Peran Pemda Krusial Wujudkan UHC, Kepesertaan JKN KC Jayapura Tembus 98 Persen
Jayapura – Komitmen pemerintah daerah dalam menjamin akses layanan kesehatan bagi seluruh lapisan masyarakat terbukti menjadi faktor kunci dalam pencapaian Universal Health Coverage (UHC).
Di wilayah kerja BPJS Kesehatan Kantor Cabang Jayapura, cakupan kepesertaan Jaminan Kesehatan Nasional (JKN) hingga 1 Januari 2026 telah mencapai lebih dari 98 persen dari total penduduk, menandai terpenuhinya cakupan kesehatan semesta di wilayah tersebut.
Berdasarkan data Direktorat Jenderal Kependudukan dan Pencatatan Sipil Republik Indonesia semester I Tahun 2026, jumlah kepesertaan aktif JKN di seluruh wilayah kerja KC Jayapura tercatat sebanyak 1.467.400 jiwa atau sebesar 91,31 persen dari total penduduk.
Wilayah kerja BPJS Kesehatan Cabang Jayapura sendiri meliputi sembilan kabupaten/kota, yakni Kota Jayapura, Kabupaten Jayapura, Keerom, Sarmi, Mamberamo Raya, Mimika, Pegunungan Bintang, Puncak, dan Puncak Jaya.
Kepala BPJS Kesehatan Cabang Jayapura, Hernawan Priyastomo, menjelaskan bahwa capaian tersebut tidak terlepas dari peran aktif pemerintah daerah yang secara konsisten mendukung Program JKN, khususnya melalui pendaftaran masyarakat sebagai peserta Pekerja Bukan Penerima Upah (PBPU) yang iurannya dibayarkan oleh pemerintah daerah.
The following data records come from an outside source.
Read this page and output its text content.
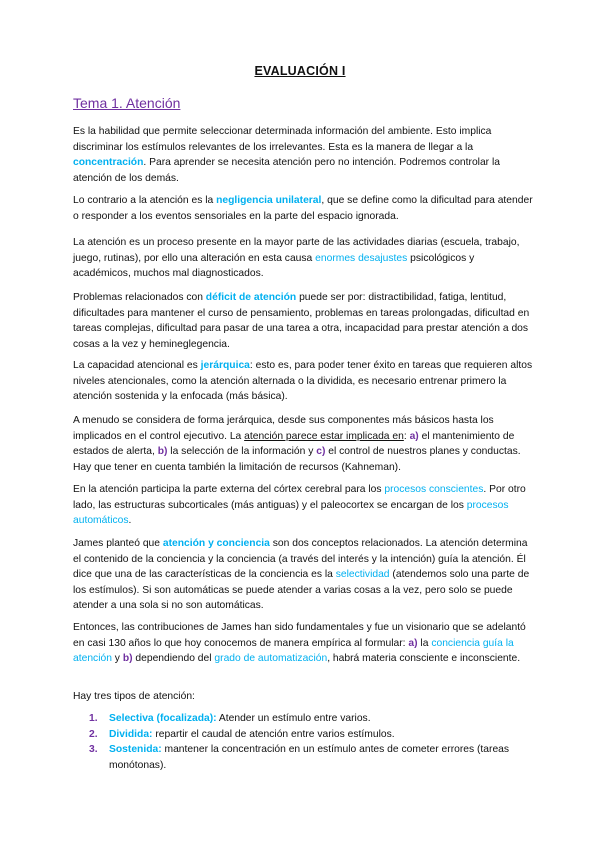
EVALUACIÓN I
Tema 1. Atención

Es la habilidad que permite seleccionar determinada información del ambiente. Esto implica discriminar los estímulos relevantes de los irrelevantes. Esta es la manera de llegar a la concentración. Para aprender se necesita atención pero no intención. Podremos controlar la atención de los demás.

Lo contrario a la atención es la negligencia unilateral, que se define como la dificultad para atender o responder a los eventos sensoriales en la parte del espacio ignorada.

La atención es un proceso presente en la mayor parte de las actividades diarias (escuela, trabajo, juego, rutinas), por ello una alteración en esta causa enormes desajustes psicológicos y académicos, muchos mal diagnosticados.

Problemas relacionados con déficit de atención puede ser por: distractibilidad, fatiga, lentitud, dificultades para mantener el curso de pensamiento, problemas en tareas prolongadas, dificultad en tareas complejas, dificultad para pasar de una tarea a otra, incapacidad para prestar atención a dos cosas a la vez y hemineglegencia.

La capacidad atencional es jerárquica: esto es, para poder tener éxito en tareas que requieren altos niveles atencionales, como la atención alternada o la dividida, es necesario entrenar primero la atención sostenida y la enfocada (más básica).

A menudo se considera de forma jerárquica, desde sus componentes más básicos hasta los implicados en el control ejecutivo. La atención parece estar implicada en: a) el mantenimiento de estados de alerta, b) la selección de la información y c) el control de nuestros planes y conductas. Hay que tener en cuenta también la limitación de recursos (Kahneman).

En la atención participa la parte externa del córtex cerebral para los procesos conscientes. Por otro lado, las estructuras subcorticales (más antiguas) y el paleocortex se encargan de los procesos automáticos.

James planteó que atención y conciencia son dos conceptos relacionados. La atención determina el contenido de la conciencia y la conciencia (a través del interés y la intención) guía la atención. Él dice que una de las características de la conciencia es la selectividad (atendemos solo una parte de los estímulos). Si son automáticas se puede atender a varias cosas a la vez, pero solo se puede atender a una sola si no son automáticas.

Entonces, las contribuciones de James han sido fundamentales y fue un visionario que se adelantó en casi 130 años lo que hoy conocemos de manera empírica al formular: a) la conciencia guía la atención y b) dependiendo del grado de automatización, habrá materia consciente e inconsciente.

Hay tres tipos de atención:

1. Selectiva (focalizada): Atender un estímulo entre varios.
2. Dividida: repartir el caudal de atención entre varios estímulos.
3. Sostenida: mantener la concentración en un estímulo antes de cometer errores (tareas monótonas).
“Pemerintah daerah memiliki peran yang sangat strategis dalam mewujudkan UHC. Melalui skema PBPU Pemda, masyarakat yang sebelumnya memiliki keterbatasan ekonomi tetap dapat terdaftar sebagai peserta JKN dan memperoleh layanan kesehatan yang layak,” ujar Hernawan, Senin, 26 Januari 2026.
Dia menambahkan, pencapaian UHC bukan hanya tentang memenuhi target persentase kepesertaan, tetapi juga memastikan peserta JKN dalam kondisi aktif sehingga benar-benar dapat memanfaatkan layanan kesehatan saat dibutuhkan.
Menurutnya, sinergi antara BPJS Kesehatan dan pemerintah daerah menjadi fondasi utama dalam menjaga keberlanjutan Program JKN.
Manfaat nyata dari tercapainya UHC dirasakan langsung oleh masyarakat. Salah satunya dialami oleh Ibu Paulina Hamong, peserta JKN PBPU yang didaftarkan oleh Pemerintah Kabupaten Jayapura. Ia menceritakan pengalamannya saat harus mendapatkan perawatan akibat sakit bisul yang cukup serius.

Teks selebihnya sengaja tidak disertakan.